The world does not know this family reality because, as John says, it did not know Him. That means the Christian life will often look strange to those who measure identity by achievement, possession, pleasure, or public approval. We are called children of God, and that name becomes our deepest identity. Before we are useful, successful, admired, misunderstood, weak, or weary, we are children. The Father’s love is not a label we give ourselves; it is a grace He has bestowed on us.
On Second Thought, the surprising paradox of God’s fatherhood is that His love both settles us and unsettles us. It settles us because we no longer have to live like spiritual orphans, proving our worth, hoarding control, or fearing that every failure has pushed us outside His house. In Christ, the Father has placed His name upon us, and no earthly instability can erase what divine grace has written.
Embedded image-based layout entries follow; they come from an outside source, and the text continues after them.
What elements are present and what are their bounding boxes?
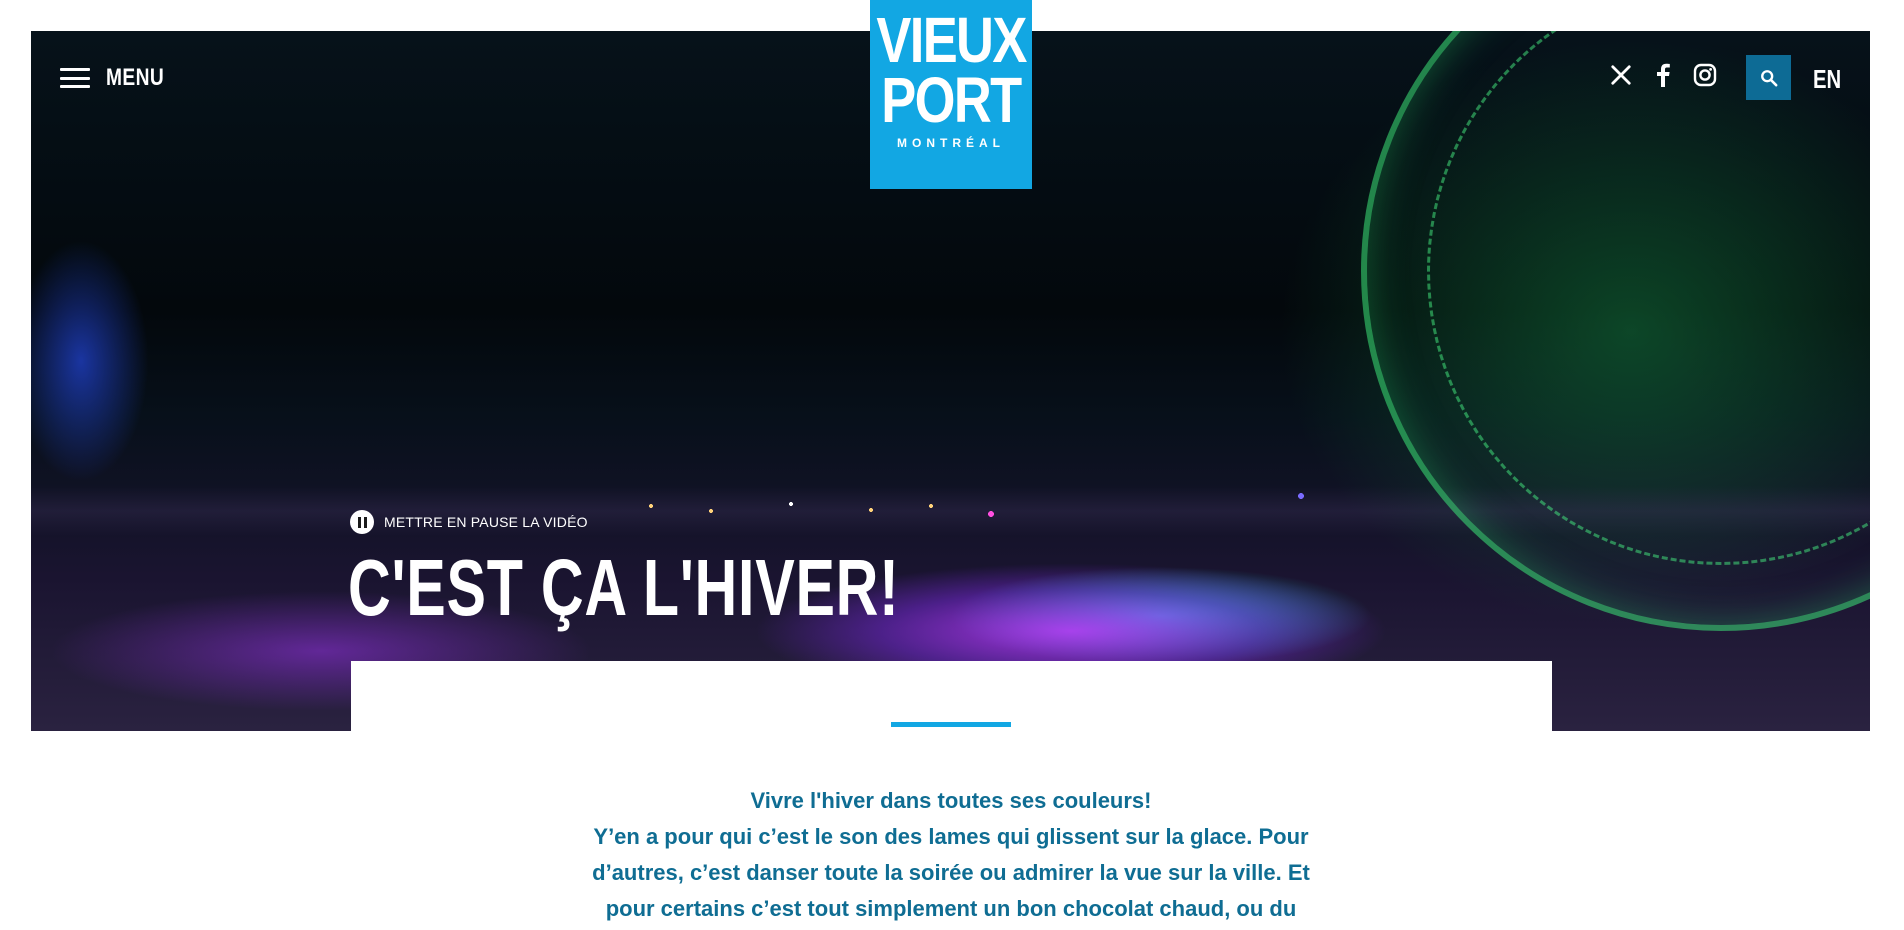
site-logo[interactable]: VIEUX PORT MONTRÉAL	[870, 0, 1032, 189]
pause-video-button[interactable]: METTRE EN PAUSE LA VIDÉO	[350, 510, 588, 534]
social-links	[1609, 62, 1717, 88]
intro-line-1: Y’en a pour qui c’est le son des lames q…	[593, 824, 1309, 849]
logo-line-2: PORT	[881, 64, 1022, 136]
intro-line-3: pour certains c’est tout simplement un b…	[605, 896, 1297, 921]
intro-text: Vivre l'hiver dans toutes ses couleurs! …	[540, 783, 1362, 927]
pause-video-label: METTRE EN PAUSE LA VIDÉO	[384, 514, 588, 530]
intro-line-2: d’autres, c’est danser toute la soirée o…	[592, 860, 1310, 885]
language-switch[interactable]: EN	[1813, 64, 1841, 95]
logo-city: MONTRÉAL	[897, 136, 1005, 150]
ferris-wheel	[1361, 31, 1870, 631]
accent-divider	[891, 722, 1011, 727]
search-icon	[1760, 69, 1777, 86]
logo-line-1: VIEUX	[876, 4, 1027, 76]
content-card	[351, 661, 1552, 731]
search-button[interactable]	[1746, 55, 1791, 100]
menu-button[interactable]: MENU	[60, 64, 179, 92]
intro-heading: Vivre l'hiver dans toutes ses couleurs!	[750, 788, 1152, 813]
hamburger-icon	[60, 68, 90, 88]
pause-icon	[350, 510, 374, 534]
instagram-icon[interactable]	[1693, 62, 1717, 88]
menu-label: MENU	[106, 64, 165, 91]
hero-title: C'EST ÇA L'HIVER!	[348, 543, 900, 632]
facebook-icon[interactable]	[1651, 62, 1675, 88]
x-twitter-icon[interactable]	[1609, 62, 1633, 88]
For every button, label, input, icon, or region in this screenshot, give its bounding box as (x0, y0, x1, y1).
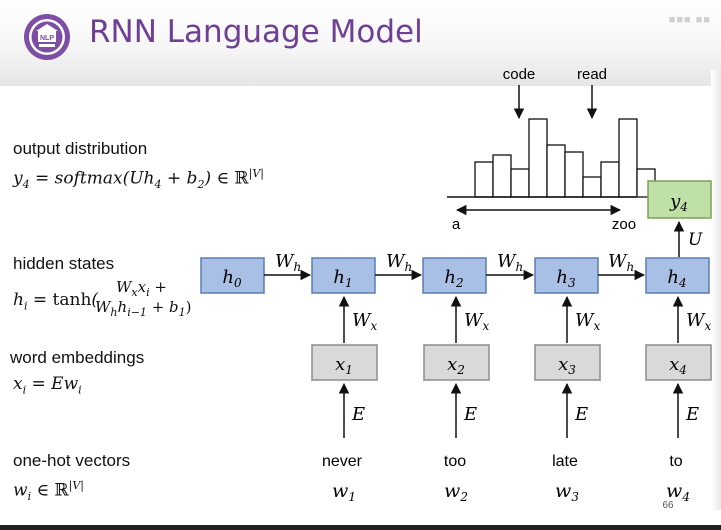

Yet that same love unsettles us because children of God cannot be content living as though they belong to the old life. Fatherly love is not permission to drift; it is power to become. The Father who welcomes us also trains us. The Father who provides for us also prunes us. The Father who comforts us also corrects us. This is not contradiction; it is covenant care. A lesser love might leave us comfortable and unchanged, but the Father’s love is too wise for that. Today, receive both sides of His affection: rest in the security of being His child, and yield to the discipline that makes you more like His Son.
For readers seeking biblical teaching on the fatherhood of God, 1 John 3:1, Hebrews 12:7–11, Christian adoption, and spiritual discipline, the central truth is clear: God’s love brings believers into His family through Christ and then forms them through prayer, provision, correction, and holiness. To call God Father is not merely to use a comforting title; it is to live from a new identity, under a loving authority, with a secure future in His household.